= George H. Mealy =

American computer scientist

George H. Mealy (December 31, 1927 – June 21, 2010, in Scituate, Massachusetts) was an American mathematician and computer scientist who invented the namesake Mealy machine, a type of finite state transducer. He was also a pioneer of modular programming, one of the lead designers of the IPL-V programming language, and an early advocate of macro processors in assembly language programming.

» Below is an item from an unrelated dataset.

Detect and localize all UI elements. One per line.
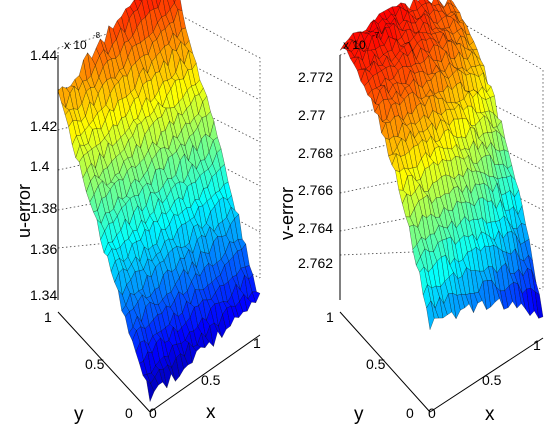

Mealy went to Harvard University, where he was active in radio as business manager for WHRB. He graduated in 1951 with an A.B., and at that time began working for Bell Laboratories. He later worked at the RAND Corporation then IBM and taught at Harvard.

== Other contributions ==
In a 2024 article in Data & Knowledge Engineering, researchers described Mealy's 1967 paper "Another Look at Data" as containing the first mention of the term "ontology" in computer science, quoting his statement: "Data are fragments of a theory of the real world, and data processing juggles representations of these fragments of theory ... The issue is one of ontology, or the question of what exists."

==Selected publications==
- Mealy, George H. (1955). "A method for synthesizing sequential circuits".
- Mealy, George H. (1967). "Proceedings of the November 14-16, 1967, Fall Joint Computer Conference (AFIPS Fall '67)".